Mandelblit’s opposition also helped sink the Settlements Regulations Law before the High Court and his appeal for a maximum High Court panel may lead to a decision to permit a demolition of a terrorist’s home, which a smaller High Court panel vetoed.
In later 2020 or early 2021, Mandelblit is also expected to determine the fates of Shas Party leader Arye Deri, UTJ party leader Ya’acov Litzman and former Likud coalition chairman David Bitan – all accused of different varieties of corruption.
Supreme Court President Esther Hayut was destined to disappoint critics on both the political Right and Left in 2020, but no one can deny that she was influential.
Like her predecessor, Miriam Naor, she is categorized by many as a moderate activist. She is ready to strike down Knesset laws and state policies in particular circumstances, but tries to avoid wading too deeply into issues with larger political implications.
The defining decision of her era will likely be her own vote within the 11-0 vote of the High Court green-lighting Prime Minister Benjamin Netanyahu in early May to form a new government.
This will always be seen on the Left as an unforgivable shirking of moral authority and responsibility: the moment when the gatekeepers of last resort permitted a man indicted for bribery continue to run the country.
Some have slammed her for voting in the minority to try to disqualify Joint List MK Hiba Yazbek from running for the Knesset.
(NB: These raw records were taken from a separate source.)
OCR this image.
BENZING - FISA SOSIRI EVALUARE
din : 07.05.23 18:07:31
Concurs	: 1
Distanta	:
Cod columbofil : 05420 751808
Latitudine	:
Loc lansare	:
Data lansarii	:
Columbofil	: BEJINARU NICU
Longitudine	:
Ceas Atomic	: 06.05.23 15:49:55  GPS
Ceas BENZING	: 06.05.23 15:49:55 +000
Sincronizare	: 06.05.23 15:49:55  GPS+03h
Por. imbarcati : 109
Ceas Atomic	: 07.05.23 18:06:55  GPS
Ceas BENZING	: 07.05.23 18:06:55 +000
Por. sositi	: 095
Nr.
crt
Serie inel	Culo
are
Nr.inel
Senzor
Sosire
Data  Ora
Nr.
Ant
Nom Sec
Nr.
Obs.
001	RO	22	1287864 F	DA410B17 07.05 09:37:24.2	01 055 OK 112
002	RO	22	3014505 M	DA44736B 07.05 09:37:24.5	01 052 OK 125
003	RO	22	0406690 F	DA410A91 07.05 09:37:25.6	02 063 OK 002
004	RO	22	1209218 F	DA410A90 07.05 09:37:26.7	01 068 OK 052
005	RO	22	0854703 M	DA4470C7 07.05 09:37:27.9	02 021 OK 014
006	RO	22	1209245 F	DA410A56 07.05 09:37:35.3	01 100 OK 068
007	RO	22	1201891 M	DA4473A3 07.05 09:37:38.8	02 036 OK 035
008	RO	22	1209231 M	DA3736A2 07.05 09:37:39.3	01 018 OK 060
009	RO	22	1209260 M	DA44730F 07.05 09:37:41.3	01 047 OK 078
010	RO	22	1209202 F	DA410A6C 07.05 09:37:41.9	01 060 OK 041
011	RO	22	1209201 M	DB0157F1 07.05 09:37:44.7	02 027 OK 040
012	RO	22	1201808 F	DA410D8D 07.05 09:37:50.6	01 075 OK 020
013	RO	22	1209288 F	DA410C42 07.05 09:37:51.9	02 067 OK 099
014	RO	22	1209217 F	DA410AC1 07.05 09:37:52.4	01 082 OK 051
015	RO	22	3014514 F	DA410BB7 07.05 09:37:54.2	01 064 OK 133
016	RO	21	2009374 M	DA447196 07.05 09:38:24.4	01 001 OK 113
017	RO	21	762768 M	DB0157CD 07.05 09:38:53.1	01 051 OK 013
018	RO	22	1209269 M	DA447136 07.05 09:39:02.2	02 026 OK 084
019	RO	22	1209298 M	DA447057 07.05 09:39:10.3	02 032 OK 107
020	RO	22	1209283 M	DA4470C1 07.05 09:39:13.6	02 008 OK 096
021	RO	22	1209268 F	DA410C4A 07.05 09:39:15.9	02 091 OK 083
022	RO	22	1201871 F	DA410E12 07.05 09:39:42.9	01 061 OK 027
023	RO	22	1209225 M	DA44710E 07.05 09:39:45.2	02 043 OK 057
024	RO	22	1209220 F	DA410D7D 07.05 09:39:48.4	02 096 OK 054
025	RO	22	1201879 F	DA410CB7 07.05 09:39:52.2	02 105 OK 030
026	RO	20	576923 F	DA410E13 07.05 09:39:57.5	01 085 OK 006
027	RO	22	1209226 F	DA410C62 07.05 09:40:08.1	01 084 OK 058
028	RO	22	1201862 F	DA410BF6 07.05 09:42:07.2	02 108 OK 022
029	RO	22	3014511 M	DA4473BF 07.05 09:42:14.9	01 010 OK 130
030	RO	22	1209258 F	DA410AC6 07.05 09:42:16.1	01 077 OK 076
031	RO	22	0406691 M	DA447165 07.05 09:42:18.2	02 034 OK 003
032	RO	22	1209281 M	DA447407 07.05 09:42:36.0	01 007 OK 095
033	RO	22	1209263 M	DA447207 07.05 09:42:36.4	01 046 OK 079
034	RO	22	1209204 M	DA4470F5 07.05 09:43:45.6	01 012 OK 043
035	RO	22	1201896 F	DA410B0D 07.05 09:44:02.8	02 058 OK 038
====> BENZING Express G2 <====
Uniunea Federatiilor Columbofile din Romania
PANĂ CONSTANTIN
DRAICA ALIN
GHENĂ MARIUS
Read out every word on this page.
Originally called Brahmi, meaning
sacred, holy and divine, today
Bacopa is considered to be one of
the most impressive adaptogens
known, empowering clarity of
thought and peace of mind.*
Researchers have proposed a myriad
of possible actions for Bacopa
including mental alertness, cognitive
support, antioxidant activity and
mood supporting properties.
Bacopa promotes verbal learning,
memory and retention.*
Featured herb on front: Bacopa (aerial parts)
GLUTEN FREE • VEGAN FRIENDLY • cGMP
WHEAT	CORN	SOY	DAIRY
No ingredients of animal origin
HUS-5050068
Though a majority of five justices cleared Yazbek, Hayut’s minority vote was seen by critics on the Left as a betrayal to populist hatred of Arabs.
Curiously, although Hayut and the High Court eventually exercised some oversight over the government’s use of the Shin Bet to conduct surveillance of novel coronavirus-infected citizens, many critics on the Left declared her performance as too little too late.
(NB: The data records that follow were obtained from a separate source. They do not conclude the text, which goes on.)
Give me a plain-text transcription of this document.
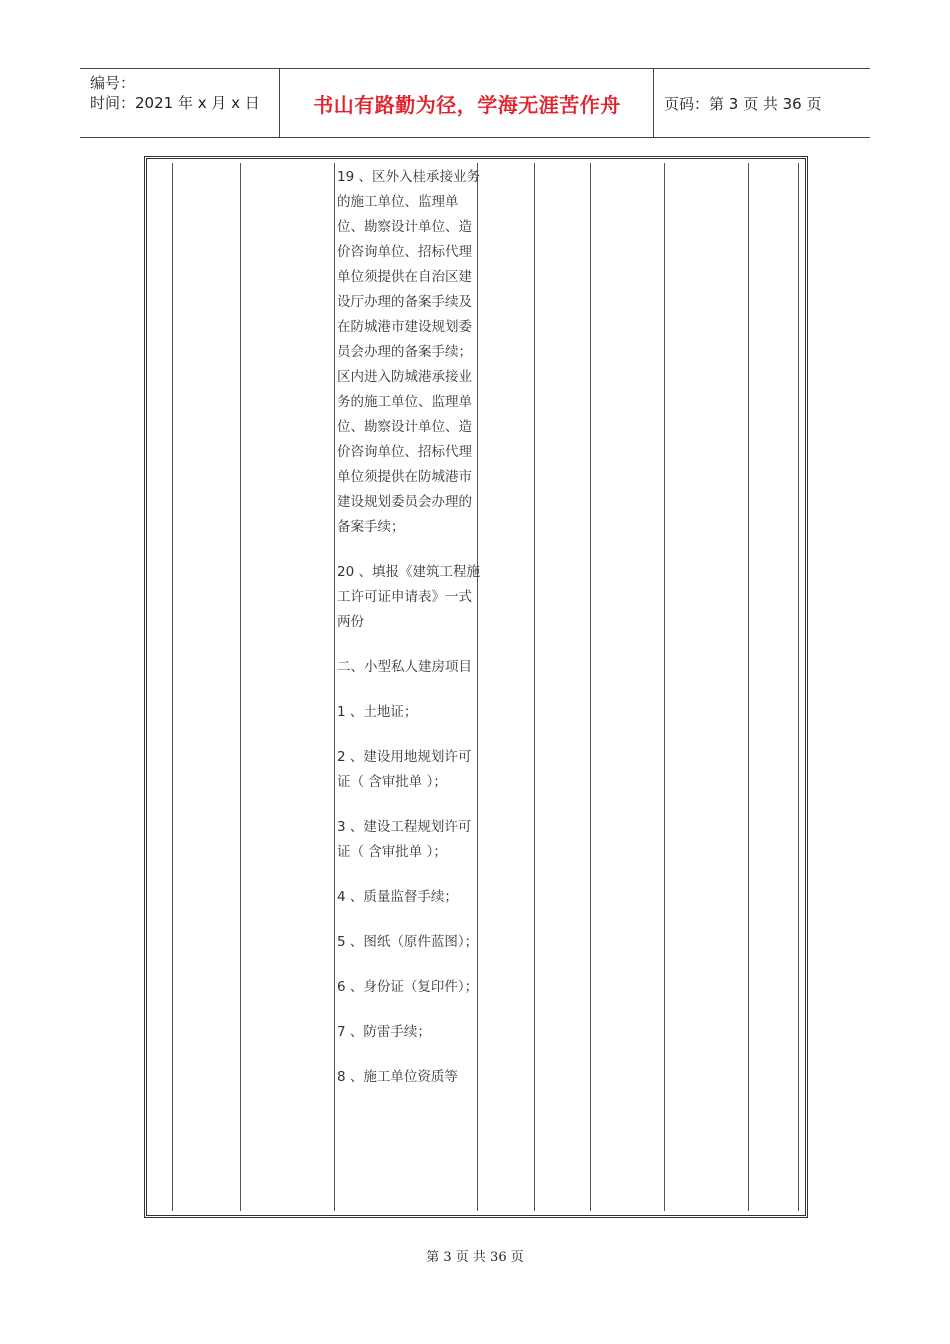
编号：
时间：2021 年 x 月 x 日	书山有路勤为径，学海无涯苦作舟	页码：第 3 页 共 36 页

19 、区外入桂承接业务的施工单位、监理单位、勘察设计单位、造价咨询单位、招标代理单位须提供在自治区建设厅办理的备案手续及在防城港市建设规划委员会办理的备案手续；区内进入防城港承接业务的施工单位、监理单位、勘察设计单位、造价咨询单位、招标代理单位须提供在防城港市建设规划委员会办理的备案手续；

20 、填报《建筑工程施工许可证申请表》一式两份

二、小型私人建房项目

1 、土地证；

2 、建设用地规划许可证（ 含审批单 ）；

3 、建设工程规划许可证（ 含审批单 ）；

4 、质量监督手续；

5 、图纸（原件蓝图）；

6 、身份证（复印件）；

7 、防雷手续；

8 、施工单位资质等

第 3 页 共 36 页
The criticism of Hayut is at least as intense from the Right.
Hayut’s three great sins from the right-wing perspective have been: firing of Likud’s Yuli Edelstein from the post of Knesset speaker, their loud condemnations of Netanyahu even as they allowed him to form a new government and invalidating the Settlements Regulation Law.
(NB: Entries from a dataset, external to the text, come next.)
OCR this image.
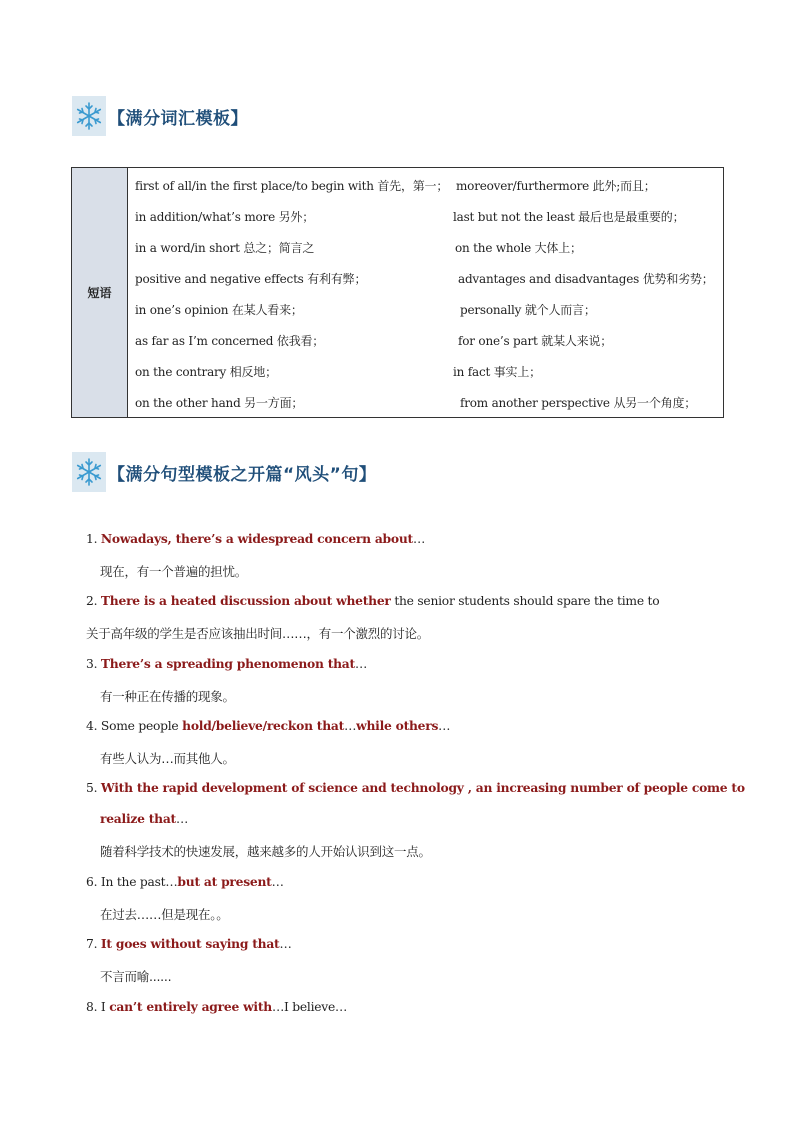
【满分词汇模板】
短语
first of all/in the first place/to begin with 首先，第一； moreover/furthermore 此外;而且；
in addition/what’s more 另外；	last but not the least 最后也是最重要的；
in a word/in short 总之；简言之	on the whole 大体上；
positive and negative effects 有利有弊；	advantages and disadvantages 优势和劣势；
in one’s opinion 在某人看来；	personally 就个人而言；
as far as I’m concerned 依我看；	for one’s part 就某人来说；
on the contrary 相反地；	in fact 事实上；
on the other hand 另一方面；	from another perspective 从另一个角度；
【满分句型模板之开篇“风头”句】
1. Nowadays, there’s a widespread concern about…
现在，有一个普遍的担忧。
2. There is a heated discussion about whether the senior students should spare the time to
关于高年级的学生是否应该抽出时间……，有一个激烈的讨论。
3. There’s a spreading phenomenon that…
有一种正在传播的现象。
4. Some people hold/believe/reckon that…while others…
有些人认为…而其他人。
5. With the rapid development of science and technology , an increasing number of people come to
realize that…
随着科学技术的快速发展，越来越多的人开始认识到这一点。
6. In the past…but at present…
在过去……但是现在。。
7. It goes without saying that…
不言而喻......
8. I can’t entirely agree with…I believe…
Ideological conservatives were fuming that the High Court even agreed to hear the issue of whether Netanyahu could remain prime minister. They viewed it as a Knesset matter with an open and shut Basic Law that permitted Netanyahu to continue until conviction that the High Court should not have touched.
High Court Justices David Mintz and Noam Sohlberg even agreed with this criticism even as they joined their more activist brethren for the full 11-0 result of green-lighting Netanyahu.
This is part of the big picture ideological battle in which figures like former justice minister Ayelet Shaked say that the High Court should never hear cases regarding Basic Laws.
However, Hayut and the majority of the current court believe the justices have the authority to hear cases regarding Basic Laws in case there is a need to parse two Basic Laws which contradict each other.
Still, it would seem that Hayut will go to extensive lengths to avoid invalidating a Basic Law. She has avoiding ruling on the Jewish Nation State Law now for around two years.
The High Court under Hayut’s direction, has also delayed ruling on the issue of haredim (ultra-Orthodox) integrating into the IDF for even longer.
She did spark calls to reduce the High Court’s power after invalidating the Settlements Regulations Law, which put the fate of over 4,000 residential units in the West Bank into question. Still, even there she held off the decision until three years after the petition against it was filed.
The claim is that she had hoped the politicians would resolve the controversial issues. But when that fails to happen, she eventually steps in – along with all of the political storm that her action generates.